The time interval between stand-replacing fires can influence patterns of initial postfire succession if the abundance of postfire propagules varies with prefire stand age. We examined the effect of fire interval on initial postfire lodgepole pine (Pinus contorta var. latifolia Engelm.) density in Yellowstone National Park (YNP) following the 1988 fires. We asked whether postfire propagule abundance, measured as prefire percent serotiny, varied with fire interval and could explain patterns in postfire succession. The response of lodgepole pine density to variation in fire interval was explained by spatial and temporal variation in prefire serotiny. At low elevations, postfire lodgepole pine recruitment correlated strongly with prefire percent serotiny, which varied nonlinearly with prefire stand age.
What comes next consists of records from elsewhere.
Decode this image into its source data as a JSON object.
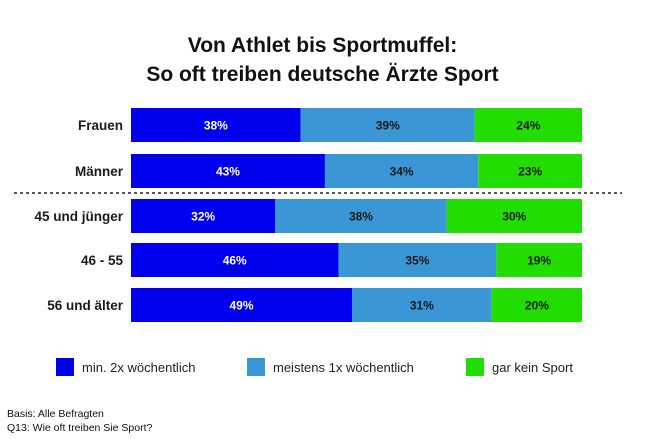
{
  "chart_data": {
    "type": "bar",
    "orientation": "horizontal",
    "stacked": true,
    "normalized_percent": true,
    "title": [
      "Von Athlet bis Sportmuffel:",
      "So oft treiben deutsche Ärzte Sport"
    ],
    "categories": [
      "Frauen",
      "Männer",
      "45 und jünger",
      "46 - 55",
      "56 und älter"
    ],
    "group_separator_after_index": 1,
    "series": [
      {
        "name": "min. 2x wöchentlich",
        "color": "#0000ee",
        "label_color": "#ffffff",
        "values": [
          38,
          43,
          32,
          46,
          49
        ]
      },
      {
        "name": "meistens 1x wöchentlich",
        "color": "#3a96d4",
        "label_color": "#1a1a1a",
        "values": [
          39,
          34,
          38,
          35,
          31
        ]
      },
      {
        "name": "gar kein Sport",
        "color": "#22dd00",
        "label_color": "#1a1a1a",
        "values": [
          24,
          23,
          30,
          19,
          20
        ]
      }
    ],
    "value_suffix": "%",
    "legend_position": "bottom",
    "grid": false
  },
  "notes": [
    "Basis: Alle Befragten",
    "Q13: Wie oft treiben Sie Sport?"
  ]
}
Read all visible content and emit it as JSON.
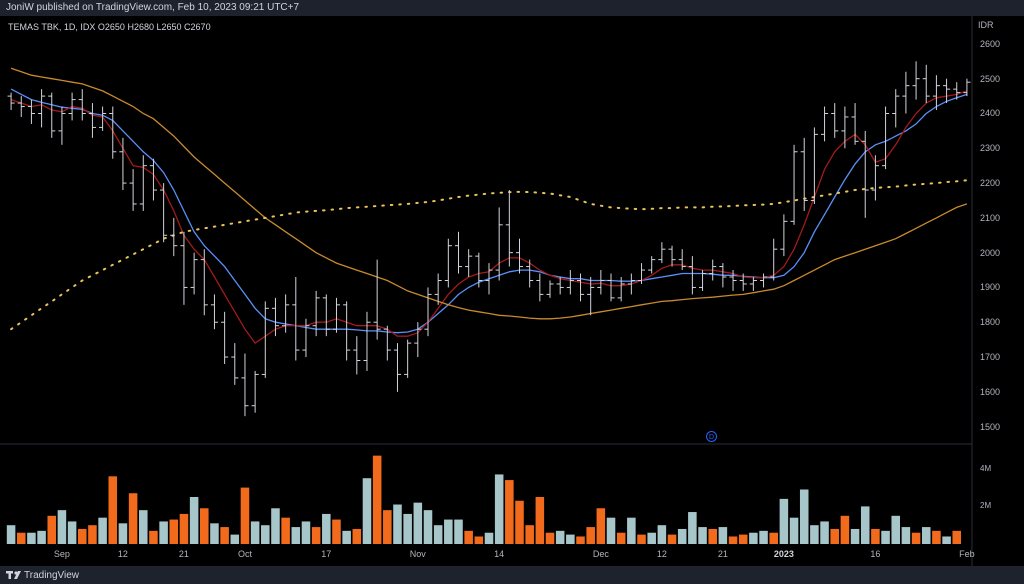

As a result, postfire lodgepole pine densities varied nonlinearly with fire interval. In contrast, at high elevations serotiny was low, varied little with stand age and did not influence postfire lodgepole pine densities, although, fire interval was still a significant predictor of postfire densities. At high elevations, fire interval varied nonlinearly with postfire lodgepole densities, presumably due to the temporal variation in propagule abundance from open cones in adjacent unburned stands. Temporal variation in stand-level serotiny at low elevations was best explained by age of individual trees. Logistic regression indicated that trees expected to be serotinous had a low probability of exhibiting serotiny at a young age, with increasing probability as trees matured up to 140 yr. This increase in serotiny with tree age likely accounts for the initial increase in stand-level percent serotiny with stand age at low elevations. The spatial variation in serotiny was correlated with variation in historical fire regimes. Fire interval models derived from lower elevations in YNP indicate that fire occurred historically at 135–185-yr intervals, whereas at higher elevations fires occurred at 280–310-yr intervals. The spatial patterns of serotiny appear to have been influenced by variability in historical fire regimes across the Yellowstone landscape, which has conditioned contemporary successional responses to disturbance.